On 3/23/20 11:07 AM, Jason Gunthorpe wrote:
On Mon, Mar 23, 2020 at 10:27:48AM -0700, Mike Kravetz wrote:
pgd = pgd_offset(mm, addr);
- if (!pgd_present(*pgd))
- if (!pgd_present(READ_ONCE(*pgd))) return NULL; p4d = p4d_offset(pgd, addr);
- if (!p4d_present(*p4d))
- if (!p4d_present(READ_ONCE(*p4d))) return NULL;
pud = pud_offset(p4d, addr);
One would argue that pgd and p4d can not change from present to !present during the execution of this code. To me, that seems like the issue which would cause an issue. Of course, I could be missing something.
This I am not sure of, I think it must be true under the read side of the mmap_sem, but probably not guarenteed under RCU..
In any case, it doesn't matter, the fact that *p4d can change at all is problematic. Unwinding the above inlines we get:
p4d = p4d_offset(pgd, addr) if (!p4d_present(*p4d)) return NULL; pud = (pud_t *)p4d_page_vaddr(*p4d) + pud_index(address);
According to our memory model the compiler/CPU is free to execute this as:
p4d = p4d_offset(pgd, addr) p4d_for_vaddr = *p4d; if (!p4d_present(*p4d)) return NULL; pud = (pud_t *)p4d_page_vaddr(p4d_for_vaddr) + pud_index(address);
Wow! How do you know this? You don't need to answer :)
In the case where p4 goes from !present -> present (ie handle_mm_fault()):
p4d_for_vaddr == p4d_none, and p4d_present(*p4d) == true, meaning the p4d_page_vaddr() will crash.
Basically the problem here is not just missing READ_ONCE, but that the p4d is read multiple times at all. It should be written like gup_fast does, to guarantee a single CPU read of the unstable data:
p4d = READ_ONCE(*p4d_offset(pgdp, addr)); if (!p4d_present(p4)) return NULL; pud = pud_offset(&p4d, addr);
At least this is what I've been able to figure out :\
In that case, I believe there are a bunch of similar routines with this issue.
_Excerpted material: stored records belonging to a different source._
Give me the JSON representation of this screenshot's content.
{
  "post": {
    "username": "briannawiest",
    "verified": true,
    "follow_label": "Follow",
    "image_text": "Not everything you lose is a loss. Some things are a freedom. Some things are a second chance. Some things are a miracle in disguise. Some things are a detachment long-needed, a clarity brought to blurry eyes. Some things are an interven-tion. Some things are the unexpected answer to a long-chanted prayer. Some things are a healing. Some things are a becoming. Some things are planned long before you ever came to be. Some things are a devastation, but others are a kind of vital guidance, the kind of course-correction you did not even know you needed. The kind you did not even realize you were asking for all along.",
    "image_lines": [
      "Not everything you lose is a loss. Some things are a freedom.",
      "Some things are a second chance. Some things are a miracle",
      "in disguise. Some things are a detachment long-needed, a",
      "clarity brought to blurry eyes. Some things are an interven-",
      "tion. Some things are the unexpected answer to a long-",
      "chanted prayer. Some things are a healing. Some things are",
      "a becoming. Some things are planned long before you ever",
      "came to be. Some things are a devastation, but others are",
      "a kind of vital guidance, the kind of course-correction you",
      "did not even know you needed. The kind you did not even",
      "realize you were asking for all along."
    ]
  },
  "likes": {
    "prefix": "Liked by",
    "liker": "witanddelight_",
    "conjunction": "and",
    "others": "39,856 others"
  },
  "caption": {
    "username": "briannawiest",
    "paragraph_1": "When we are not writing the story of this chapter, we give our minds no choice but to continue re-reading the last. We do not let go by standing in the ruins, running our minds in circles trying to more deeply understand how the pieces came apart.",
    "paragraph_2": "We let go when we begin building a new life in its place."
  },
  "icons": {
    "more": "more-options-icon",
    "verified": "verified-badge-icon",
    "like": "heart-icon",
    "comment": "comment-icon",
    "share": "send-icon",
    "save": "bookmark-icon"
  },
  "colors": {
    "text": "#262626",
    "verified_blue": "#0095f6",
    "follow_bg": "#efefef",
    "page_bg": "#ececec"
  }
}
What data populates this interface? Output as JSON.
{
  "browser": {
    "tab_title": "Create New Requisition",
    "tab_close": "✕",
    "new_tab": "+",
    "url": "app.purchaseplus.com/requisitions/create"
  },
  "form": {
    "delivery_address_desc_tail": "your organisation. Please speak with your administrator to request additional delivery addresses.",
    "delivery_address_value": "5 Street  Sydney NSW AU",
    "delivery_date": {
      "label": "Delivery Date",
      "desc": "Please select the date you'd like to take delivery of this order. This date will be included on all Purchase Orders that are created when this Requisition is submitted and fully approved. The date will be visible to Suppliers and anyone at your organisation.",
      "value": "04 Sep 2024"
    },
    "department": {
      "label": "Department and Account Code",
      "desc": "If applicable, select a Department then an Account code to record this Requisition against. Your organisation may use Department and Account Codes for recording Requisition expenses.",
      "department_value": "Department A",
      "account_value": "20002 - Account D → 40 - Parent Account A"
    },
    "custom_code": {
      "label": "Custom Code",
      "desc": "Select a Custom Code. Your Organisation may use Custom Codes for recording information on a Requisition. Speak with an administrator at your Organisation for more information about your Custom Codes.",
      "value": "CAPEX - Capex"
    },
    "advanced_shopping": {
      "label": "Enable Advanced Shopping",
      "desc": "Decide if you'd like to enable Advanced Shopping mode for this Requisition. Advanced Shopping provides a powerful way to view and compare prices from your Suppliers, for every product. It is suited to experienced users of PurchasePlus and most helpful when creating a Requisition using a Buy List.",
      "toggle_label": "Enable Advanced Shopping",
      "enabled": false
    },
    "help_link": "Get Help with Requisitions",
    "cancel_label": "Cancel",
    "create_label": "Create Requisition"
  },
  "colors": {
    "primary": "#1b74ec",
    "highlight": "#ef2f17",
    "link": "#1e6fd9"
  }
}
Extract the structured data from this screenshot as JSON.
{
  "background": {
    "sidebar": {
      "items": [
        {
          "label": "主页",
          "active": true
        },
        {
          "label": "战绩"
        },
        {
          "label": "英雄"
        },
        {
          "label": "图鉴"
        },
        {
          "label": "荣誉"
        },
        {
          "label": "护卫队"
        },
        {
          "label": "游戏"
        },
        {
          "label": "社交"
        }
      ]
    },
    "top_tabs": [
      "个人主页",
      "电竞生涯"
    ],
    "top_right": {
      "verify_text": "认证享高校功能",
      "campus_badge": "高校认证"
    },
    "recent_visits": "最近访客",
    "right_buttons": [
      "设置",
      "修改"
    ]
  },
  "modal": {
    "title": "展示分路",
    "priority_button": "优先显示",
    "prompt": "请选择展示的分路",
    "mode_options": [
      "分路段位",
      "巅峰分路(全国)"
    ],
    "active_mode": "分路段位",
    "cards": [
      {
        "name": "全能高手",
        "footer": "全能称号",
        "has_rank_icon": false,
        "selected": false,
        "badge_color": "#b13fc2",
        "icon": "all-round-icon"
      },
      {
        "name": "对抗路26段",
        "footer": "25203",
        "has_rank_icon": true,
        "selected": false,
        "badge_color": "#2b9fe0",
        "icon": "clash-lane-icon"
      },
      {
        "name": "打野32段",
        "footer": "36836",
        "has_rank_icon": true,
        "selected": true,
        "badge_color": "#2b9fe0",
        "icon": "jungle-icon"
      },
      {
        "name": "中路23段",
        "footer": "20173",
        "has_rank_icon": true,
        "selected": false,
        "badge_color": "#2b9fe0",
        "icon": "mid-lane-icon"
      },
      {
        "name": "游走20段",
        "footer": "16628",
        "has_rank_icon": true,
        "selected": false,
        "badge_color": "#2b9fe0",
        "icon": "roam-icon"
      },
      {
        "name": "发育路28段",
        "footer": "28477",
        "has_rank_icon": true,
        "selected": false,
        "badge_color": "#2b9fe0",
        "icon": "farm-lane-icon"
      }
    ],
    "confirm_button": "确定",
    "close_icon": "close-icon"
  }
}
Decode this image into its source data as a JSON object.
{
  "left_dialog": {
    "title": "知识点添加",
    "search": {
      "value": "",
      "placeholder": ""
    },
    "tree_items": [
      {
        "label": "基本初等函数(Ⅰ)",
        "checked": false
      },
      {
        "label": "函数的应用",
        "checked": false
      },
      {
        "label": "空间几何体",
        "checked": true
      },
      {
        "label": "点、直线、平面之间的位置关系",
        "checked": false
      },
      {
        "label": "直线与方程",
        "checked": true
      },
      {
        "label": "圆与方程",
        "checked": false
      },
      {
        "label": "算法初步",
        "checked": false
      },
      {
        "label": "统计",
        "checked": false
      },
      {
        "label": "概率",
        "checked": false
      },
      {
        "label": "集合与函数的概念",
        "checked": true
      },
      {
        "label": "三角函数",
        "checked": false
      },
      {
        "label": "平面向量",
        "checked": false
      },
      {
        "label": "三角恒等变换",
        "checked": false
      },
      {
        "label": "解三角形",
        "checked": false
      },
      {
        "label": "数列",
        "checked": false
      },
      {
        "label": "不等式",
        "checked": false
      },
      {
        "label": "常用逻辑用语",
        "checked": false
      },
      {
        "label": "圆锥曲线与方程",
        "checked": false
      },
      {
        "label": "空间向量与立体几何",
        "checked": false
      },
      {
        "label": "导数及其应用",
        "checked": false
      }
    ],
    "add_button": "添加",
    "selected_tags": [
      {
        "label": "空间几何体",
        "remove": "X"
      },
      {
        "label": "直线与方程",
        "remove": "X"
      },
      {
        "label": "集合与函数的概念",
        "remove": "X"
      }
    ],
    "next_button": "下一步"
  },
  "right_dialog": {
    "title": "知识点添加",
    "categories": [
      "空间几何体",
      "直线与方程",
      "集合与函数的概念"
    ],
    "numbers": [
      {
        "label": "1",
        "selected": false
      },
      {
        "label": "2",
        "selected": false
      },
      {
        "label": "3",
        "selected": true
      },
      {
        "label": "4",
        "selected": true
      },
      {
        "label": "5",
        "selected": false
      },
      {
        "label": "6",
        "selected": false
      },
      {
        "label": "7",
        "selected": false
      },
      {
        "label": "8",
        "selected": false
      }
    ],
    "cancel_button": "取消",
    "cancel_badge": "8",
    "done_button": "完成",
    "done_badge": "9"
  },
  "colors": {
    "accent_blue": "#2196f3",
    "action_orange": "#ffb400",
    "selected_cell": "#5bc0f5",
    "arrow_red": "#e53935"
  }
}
For this patch, I was primarily interested in seeing the obvious multiple dereferences in C fixed up. This is above and beyond that! :)
Also, the remark about pmd_offset() seems accurate. The get_user_fast_pages() pattern seems like the correct one to emulate:
pud = READ_ONCE(*pudp); if (pud_none(pud)) .. if (!pud_'is a pmd pointer') .. pmdp = pmd_offset(&pud, address); pmd = READ_ONCE(*pmd); [...]
Passing &pud in avoids another de-reference of the pudp. Honestly all these APIs that take in page table pointers and internally de-reference them seem very hard to use correctly when the page table access isn't fully locked against write.
And the same protocol for the PUD, etc.
It looks like at least the p4d read from the pgd is also unlocked here as handle_mm_fault() writes to it??
Yes, there is no locking required to call huge_pte_offset().
None? Not RCU or read mmap_sem?
Yes, mmap_sem in read mode. Sorry, I was confusing this with additional locking requirements for hugetlb specific code.